Revisiting Click-based Interactive Video Object Segmentation
This work addresses the problem of high user effort in video object segmentation for researchers and practitioners, but it is incremental as it adapts existing scribble-based methods to clicks.
The paper tackles simplifying interactive video object segmentation by proposing a click-based framework (CiVOS) to reduce user workload, achieving competitive results on the DAVIS dataset with lower effort.

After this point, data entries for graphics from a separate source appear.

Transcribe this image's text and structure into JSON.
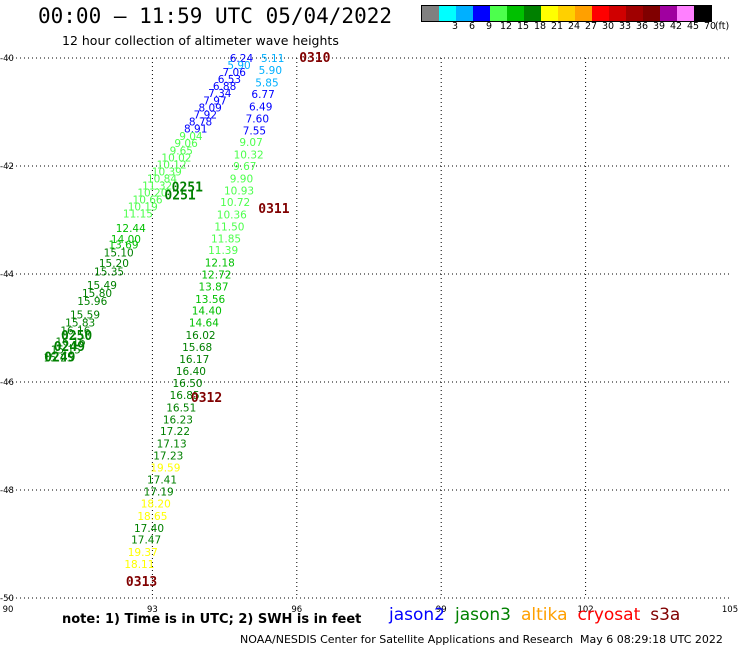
{
  "title": "00:00 – 11:59 UTC 05/04/2022",
  "subtitle": "12 hour collection of altimeter wave heights",
  "legend": {
    "unit": "(ft)",
    "bins": [
      {
        "label": "",
        "color": "#808080"
      },
      {
        "label": "3",
        "color": "#00ffff"
      },
      {
        "label": "6",
        "color": "#00b0ff"
      },
      {
        "label": "9",
        "color": "#0000ff"
      },
      {
        "label": "12",
        "color": "#4dff4d"
      },
      {
        "label": "15",
        "color": "#00c000"
      },
      {
        "label": "18",
        "color": "#008000"
      },
      {
        "label": "21",
        "color": "#ffff00"
      },
      {
        "label": "24",
        "color": "#ffd000"
      },
      {
        "label": "27",
        "color": "#ffa000"
      },
      {
        "label": "30",
        "color": "#ff0000"
      },
      {
        "label": "33",
        "color": "#d00000"
      },
      {
        "label": "36",
        "color": "#a00000"
      },
      {
        "label": "39",
        "color": "#800000"
      },
      {
        "label": "42",
        "color": "#a000a0"
      },
      {
        "label": "45",
        "color": "#ff80ff"
      },
      {
        "label": "70",
        "color": "#000000"
      }
    ]
  },
  "note": "note:  1) Time is in UTC;  2) SWH is in feet",
  "satellites": [
    {
      "name": "jason2",
      "color": "#0000ff"
    },
    {
      "name": "jason3",
      "color": "#008000"
    },
    {
      "name": "altika",
      "color": "#ffa000"
    },
    {
      "name": "cryosat",
      "color": "#ff0000"
    },
    {
      "name": "s3a",
      "color": "#800000"
    }
  ],
  "credit": "NOAA/NESDIS Center for Satellite Applications and Research",
  "generated": "May  6 08:29:18 UTC 2022",
  "chart_data": {
    "type": "scatter",
    "xlim": [
      90,
      105
    ],
    "ylim": [
      -50,
      -40
    ],
    "x_ticks": [
      "90",
      "93",
      "96",
      "99",
      "102",
      "105"
    ],
    "y_ticks": [
      "-40",
      "-42",
      "-44",
      "-46",
      "-48",
      "-50"
    ],
    "x_tick_values": [
      90,
      93,
      96,
      99,
      102,
      105
    ],
    "y_tick_values": [
      -40,
      -42,
      -44,
      -46,
      -48,
      -50
    ],
    "grid": "dotted",
    "pass_labels": [
      {
        "text": "0310",
        "lon": 96.05,
        "lat": -40.0
      },
      {
        "text": "0311",
        "lon": 95.2,
        "lat": -42.8
      },
      {
        "text": "0312",
        "lon": 93.8,
        "lat": -46.3
      },
      {
        "text": "0313",
        "lon": 92.45,
        "lat": -49.7
      },
      {
        "text": "0251",
        "lon": 93.4,
        "lat": -42.4
      },
      {
        "text": "0251",
        "lon": 93.25,
        "lat": -42.55
      },
      {
        "text": "0250",
        "lon": 91.1,
        "lat": -45.15
      },
      {
        "text": "0249",
        "lon": 90.95,
        "lat": -45.35
      },
      {
        "text": "0249",
        "lon": 90.75,
        "lat": -45.55
      }
    ],
    "points": [
      {
        "lon": 95.5,
        "lat": -40.0,
        "v": "5.11"
      },
      {
        "lon": 95.45,
        "lat": -40.22,
        "v": "5.90"
      },
      {
        "lon": 95.38,
        "lat": -40.45,
        "v": "5.85"
      },
      {
        "lon": 95.3,
        "lat": -40.67,
        "v": "6.77"
      },
      {
        "lon": 95.25,
        "lat": -40.9,
        "v": "6.49"
      },
      {
        "lon": 95.18,
        "lat": -41.12,
        "v": "7.60"
      },
      {
        "lon": 95.12,
        "lat": -41.34,
        "v": "7.55"
      },
      {
        "lon": 95.05,
        "lat": -41.56,
        "v": "9.07"
      },
      {
        "lon": 95.0,
        "lat": -41.79,
        "v": "10.32"
      },
      {
        "lon": 94.92,
        "lat": -42.0,
        "v": "9.67"
      },
      {
        "lon": 94.85,
        "lat": -42.23,
        "v": "9.90"
      },
      {
        "lon": 94.8,
        "lat": -42.45,
        "v": "10.93"
      },
      {
        "lon": 94.72,
        "lat": -42.67,
        "v": "10.72"
      },
      {
        "lon": 94.65,
        "lat": -42.9,
        "v": "10.36"
      },
      {
        "lon": 94.6,
        "lat": -43.12,
        "v": "11.50"
      },
      {
        "lon": 94.53,
        "lat": -43.34,
        "v": "11.85"
      },
      {
        "lon": 94.47,
        "lat": -43.56,
        "v": "11.39"
      },
      {
        "lon": 94.4,
        "lat": -43.79,
        "v": "12.18"
      },
      {
        "lon": 94.33,
        "lat": -44.01,
        "v": "12.72"
      },
      {
        "lon": 94.27,
        "lat": -44.23,
        "v": "13.87"
      },
      {
        "lon": 94.2,
        "lat": -44.46,
        "v": "13.56"
      },
      {
        "lon": 94.13,
        "lat": -44.68,
        "v": "14.40"
      },
      {
        "lon": 94.07,
        "lat": -44.9,
        "v": "14.64"
      },
      {
        "lon": 94.0,
        "lat": -45.13,
        "v": "16.02"
      },
      {
        "lon": 93.93,
        "lat": -45.35,
        "v": "15.68"
      },
      {
        "lon": 93.87,
        "lat": -45.57,
        "v": "16.17"
      },
      {
        "lon": 93.8,
        "lat": -45.8,
        "v": "16.40"
      },
      {
        "lon": 93.73,
        "lat": -46.02,
        "v": "16.50"
      },
      {
        "lon": 93.67,
        "lat": -46.24,
        "v": "16.85"
      },
      {
        "lon": 93.6,
        "lat": -46.47,
        "v": "16.51"
      },
      {
        "lon": 93.53,
        "lat": -46.69,
        "v": "16.23"
      },
      {
        "lon": 93.47,
        "lat": -46.91,
        "v": "17.22"
      },
      {
        "lon": 93.4,
        "lat": -47.14,
        "v": "17.13"
      },
      {
        "lon": 93.33,
        "lat": -47.36,
        "v": "17.23"
      },
      {
        "lon": 93.27,
        "lat": -47.58,
        "v": "19.59"
      },
      {
        "lon": 93.2,
        "lat": -47.81,
        "v": "17.41"
      },
      {
        "lon": 93.13,
        "lat": -48.03,
        "v": "17.19"
      },
      {
        "lon": 93.07,
        "lat": -48.25,
        "v": "18.20"
      },
      {
        "lon": 93.0,
        "lat": -48.48,
        "v": "18.65"
      },
      {
        "lon": 92.93,
        "lat": -48.7,
        "v": "17.40"
      },
      {
        "lon": 92.87,
        "lat": -48.92,
        "v": "17.47"
      },
      {
        "lon": 92.8,
        "lat": -49.15,
        "v": "19.37"
      },
      {
        "lon": 92.73,
        "lat": -49.37,
        "v": "18.11"
      },
      {
        "lon": 94.85,
        "lat": -40.0,
        "v": "6.24"
      },
      {
        "lon": 94.8,
        "lat": -40.13,
        "v": "5.90"
      },
      {
        "lon": 94.7,
        "lat": -40.26,
        "v": "7.06"
      },
      {
        "lon": 94.6,
        "lat": -40.39,
        "v": "6.53"
      },
      {
        "lon": 94.5,
        "lat": -40.52,
        "v": "6.88"
      },
      {
        "lon": 94.4,
        "lat": -40.65,
        "v": "7.34"
      },
      {
        "lon": 94.3,
        "lat": -40.79,
        "v": "7.97"
      },
      {
        "lon": 94.2,
        "lat": -40.92,
        "v": "8.09"
      },
      {
        "lon": 94.1,
        "lat": -41.05,
        "v": "7.92"
      },
      {
        "lon": 94.0,
        "lat": -41.18,
        "v": "8.78"
      },
      {
        "lon": 93.9,
        "lat": -41.31,
        "v": "8.91"
      },
      {
        "lon": 93.8,
        "lat": -41.44,
        "v": "9.04"
      },
      {
        "lon": 93.7,
        "lat": -41.57,
        "v": "9.06"
      },
      {
        "lon": 93.6,
        "lat": -41.71,
        "v": "9.65"
      },
      {
        "lon": 93.5,
        "lat": -41.84,
        "v": "10.02"
      },
      {
        "lon": 93.4,
        "lat": -41.97,
        "v": "10.12"
      },
      {
        "lon": 93.3,
        "lat": -42.1,
        "v": "10.39"
      },
      {
        "lon": 93.2,
        "lat": -42.23,
        "v": "10.84"
      },
      {
        "lon": 93.1,
        "lat": -42.36,
        "v": "11.32"
      },
      {
        "lon": 93.0,
        "lat": -42.49,
        "v": "10.20"
      },
      {
        "lon": 92.9,
        "lat": -42.62,
        "v": "10.66"
      },
      {
        "lon": 92.8,
        "lat": -42.75,
        "v": "10.19"
      },
      {
        "lon": 92.7,
        "lat": -42.88,
        "v": "11.15"
      },
      {
        "lon": 92.55,
        "lat": -43.15,
        "v": "12.44"
      },
      {
        "lon": 92.45,
        "lat": -43.35,
        "v": "14.00"
      },
      {
        "lon": 92.4,
        "lat": -43.45,
        "v": "13.69"
      },
      {
        "lon": 92.3,
        "lat": -43.6,
        "v": "15.10"
      },
      {
        "lon": 92.2,
        "lat": -43.8,
        "v": "15.20"
      },
      {
        "lon": 92.1,
        "lat": -43.95,
        "v": "15.35"
      },
      {
        "lon": 91.95,
        "lat": -44.2,
        "v": "15.49"
      },
      {
        "lon": 91.85,
        "lat": -44.35,
        "v": "15.80"
      },
      {
        "lon": 91.75,
        "lat": -44.5,
        "v": "15.96"
      },
      {
        "lon": 91.6,
        "lat": -44.75,
        "v": "15.59"
      },
      {
        "lon": 91.5,
        "lat": -44.9,
        "v": "15.83"
      },
      {
        "lon": 91.4,
        "lat": -45.05,
        "v": "16.16"
      },
      {
        "lon": 91.3,
        "lat": -45.25,
        "v": "16.16"
      },
      {
        "lon": 91.2,
        "lat": -45.4,
        "v": "15.15"
      },
      {
        "lon": 91.05,
        "lat": -45.55,
        "v": "15.25"
      }
    ]
  }
}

While current methods for interactive Video Object Segmentation (iVOS) rely on scribble-based interactions to generate precise object masks, we propose a Click-based interactive Video Object Segmentation (CiVOS) framework to simplify the required user workload as much as possible. CiVOS builds on de-coupled modules reflecting user interaction and mask propagation. The interaction module converts click-based interactions into an object mask, which is then inferred to the remaining frames by the propagation module. Additional user interactions allow for a refinement of the object mask. The approach is extensively evaluated on the popular interactive~DAVIS dataset, but with an inevitable adaptation of scribble-based interactions with click-based counterparts. We consider several strategies for generating clicks during our evaluation to reflect various user inputs and adjust the DAVIS performance metric to perform a hardware-independent comparison. The presented CiVOS pipeline achieves competitive results, although requiring a lower user workload.